The number of distinct proteins containing n amino acids is 20^n. The mass of each protein (in Daltons) is (roughly) 100 x n — depending on the amino acids chosen. The mass of the collection of distinct proteins of length n in grams is (20^n) x (100 x n) x (10^-24). It’s clear that we’re over 1 gram for the collection at only 24 amino acids (as 20^24 is much larger than 10^-24. How far over? 2^24 × 100 × 24 = 40,265,318,400 = 4 × 10^10 grams.

As noted, the mass of the earth is 6 × 10^27 grams. So we’re not too far away at 24 amino acids. Certainly no farther away than another 17 amino acids as 20^17 is much greater than 10^17.

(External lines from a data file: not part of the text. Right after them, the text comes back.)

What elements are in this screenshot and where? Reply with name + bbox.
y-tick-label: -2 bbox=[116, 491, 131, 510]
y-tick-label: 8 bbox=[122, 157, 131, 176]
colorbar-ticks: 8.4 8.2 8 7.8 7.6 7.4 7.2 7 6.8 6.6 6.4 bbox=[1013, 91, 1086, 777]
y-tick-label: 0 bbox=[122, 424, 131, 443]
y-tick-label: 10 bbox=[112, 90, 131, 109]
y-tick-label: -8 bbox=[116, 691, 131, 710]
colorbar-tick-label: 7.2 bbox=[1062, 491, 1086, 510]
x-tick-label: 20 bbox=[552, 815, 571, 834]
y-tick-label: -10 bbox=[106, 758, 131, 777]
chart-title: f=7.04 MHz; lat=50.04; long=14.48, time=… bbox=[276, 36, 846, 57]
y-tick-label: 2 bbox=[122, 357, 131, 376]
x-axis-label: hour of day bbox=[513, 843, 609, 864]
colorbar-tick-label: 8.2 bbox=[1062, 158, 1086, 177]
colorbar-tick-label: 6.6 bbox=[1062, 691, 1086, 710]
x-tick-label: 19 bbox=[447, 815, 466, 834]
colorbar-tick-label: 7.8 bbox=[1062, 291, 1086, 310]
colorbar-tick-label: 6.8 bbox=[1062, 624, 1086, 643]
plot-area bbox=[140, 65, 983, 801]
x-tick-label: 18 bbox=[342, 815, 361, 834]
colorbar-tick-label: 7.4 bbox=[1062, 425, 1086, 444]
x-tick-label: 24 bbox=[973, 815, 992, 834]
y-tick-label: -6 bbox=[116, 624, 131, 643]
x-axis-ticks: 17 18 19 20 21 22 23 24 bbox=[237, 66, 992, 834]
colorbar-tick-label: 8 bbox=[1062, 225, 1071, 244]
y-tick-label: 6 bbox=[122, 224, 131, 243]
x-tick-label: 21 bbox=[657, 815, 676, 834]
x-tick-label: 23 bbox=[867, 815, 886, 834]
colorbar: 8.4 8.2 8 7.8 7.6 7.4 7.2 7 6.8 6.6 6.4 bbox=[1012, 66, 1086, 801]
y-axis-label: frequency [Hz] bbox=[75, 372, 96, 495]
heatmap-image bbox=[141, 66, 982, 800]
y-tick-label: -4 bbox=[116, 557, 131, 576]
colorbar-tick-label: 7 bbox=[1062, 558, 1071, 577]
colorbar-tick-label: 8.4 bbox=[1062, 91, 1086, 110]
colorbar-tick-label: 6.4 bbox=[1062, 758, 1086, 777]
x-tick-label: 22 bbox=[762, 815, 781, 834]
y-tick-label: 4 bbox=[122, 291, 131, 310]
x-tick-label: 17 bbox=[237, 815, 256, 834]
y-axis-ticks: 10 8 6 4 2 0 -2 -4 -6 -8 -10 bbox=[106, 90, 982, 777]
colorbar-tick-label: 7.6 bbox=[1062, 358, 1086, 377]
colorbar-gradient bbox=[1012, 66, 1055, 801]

So, the mass of the earth (which isn’t all carbon, hydrogen, etc… ) isn’t enough to make just one molecule of each of the possible proteins 41 amino acids long. 41 amino acids is a very small protein (some would call it a polypeptide). Just about every protein of biological interest is much larger. The champ is a muscle protein called titin which has 27,000+ amino acids.

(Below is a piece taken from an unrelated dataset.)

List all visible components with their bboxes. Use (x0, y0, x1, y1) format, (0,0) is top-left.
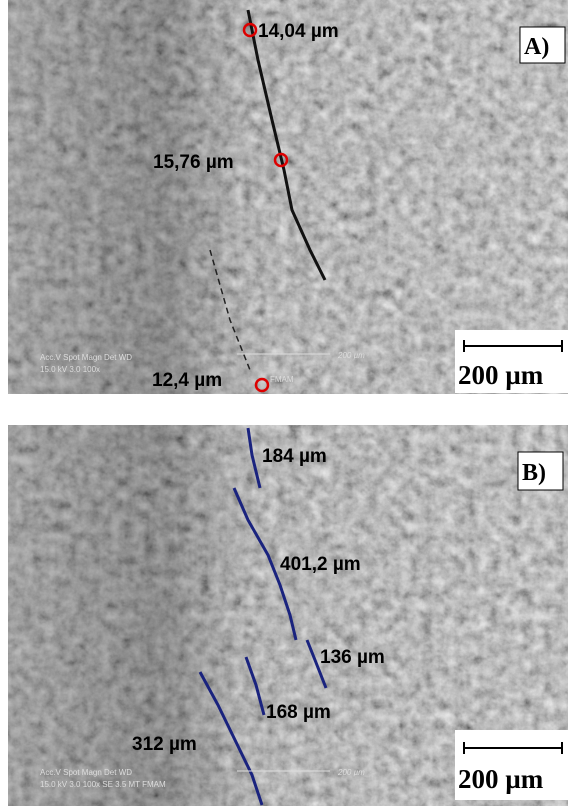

So what? It means that chemists will never be able to explore more than a tiny morsel of the space of possible proteins. Perhaps computationally we will (I doubt it), but that’s the subject of a future post.


  1. Report this comment

    Retread said:

    20^17/10^17 = 2^17 = 131,172, which is about 1/3 of the mass of the sun/mass of the earth ratio.

  2. Report this comment

    Wavefunction said:

    Neat calculation and thought. But how many of all the potential protein folds that are out there would actually be functional? Computationally we may be able to explore novel folds, but determining their function would still be a real challenge. Interestingly even this can be potentially tackled computationally. For example:

    “Structure-based activity prediction for an enzyme of unknown function” by Shoichet et al.

    Nature 448, 775 – 779 (16 Aug 2007), doi: 10.1038/nature05981

  3. Report this comment

    retread said:

    Biologic functionality is exactly what I’m driving at. To be functional biochemically, a protein would need to have one or just a few shapes (only a few potential energy minima and well separated from the rest in energy) and it should reach these shapes quickly after synthesis. Clearly such proteins exist or we wouldn’t be here. How often this happens in the space of all proteins is the subject of the next post.

  4. Report this comment

    Param Priya Singh said:

    Really Good! However this may not be true. Because the situation which has been discussed is only valid if all possible polypeptides are made- all at once. But in biological reality it may not be the case. What if the sequence space has been explored (by nature) gradually during millions of years? In that case at a particular instance not all, but a limited (but still very large) subset is being explored and is being evolved under the selective pressure.

  5. Report this comment

    Retread said:

    Param — thanks for your comments.

    Consider the following: Let us suppose there is a super-industrious post-doc who can make a new protein every nanosecond (reusing the atoms). There are 60 * 60 * 24 * 365 = 31,536,000 ~ 10^7 seconds in a year and 10^10 years (more or less) since the big bang. This is 10^9 * 10^7 * 10 ^10 = 10^26 different 41 amino acid proteins he could make since the dawn of time. But there are 20^41 = 2^41 * 10^41 proteins of length 41 amino acids. 2^41 = 2,199,023,255,552 = 10^12. So he has only tested 10^26 of 10^53 possible 41 amino acid proteins in all this time.

    As per your suggestion, this is making one protein at a time. However, even if the hapless post-doc was able to use the entire mass of the earth (6 × 10^27 grams) every nanosecond to make a different set of proteins (one molecule of each), he would never have made all the possibilities for a protein of length of one chain of hemoglobin (141 or 146 amino acids) since time began. Hemoglobin just isn’t that big as proteins go (the gene mutated in cystic fibrosis has well over 1000).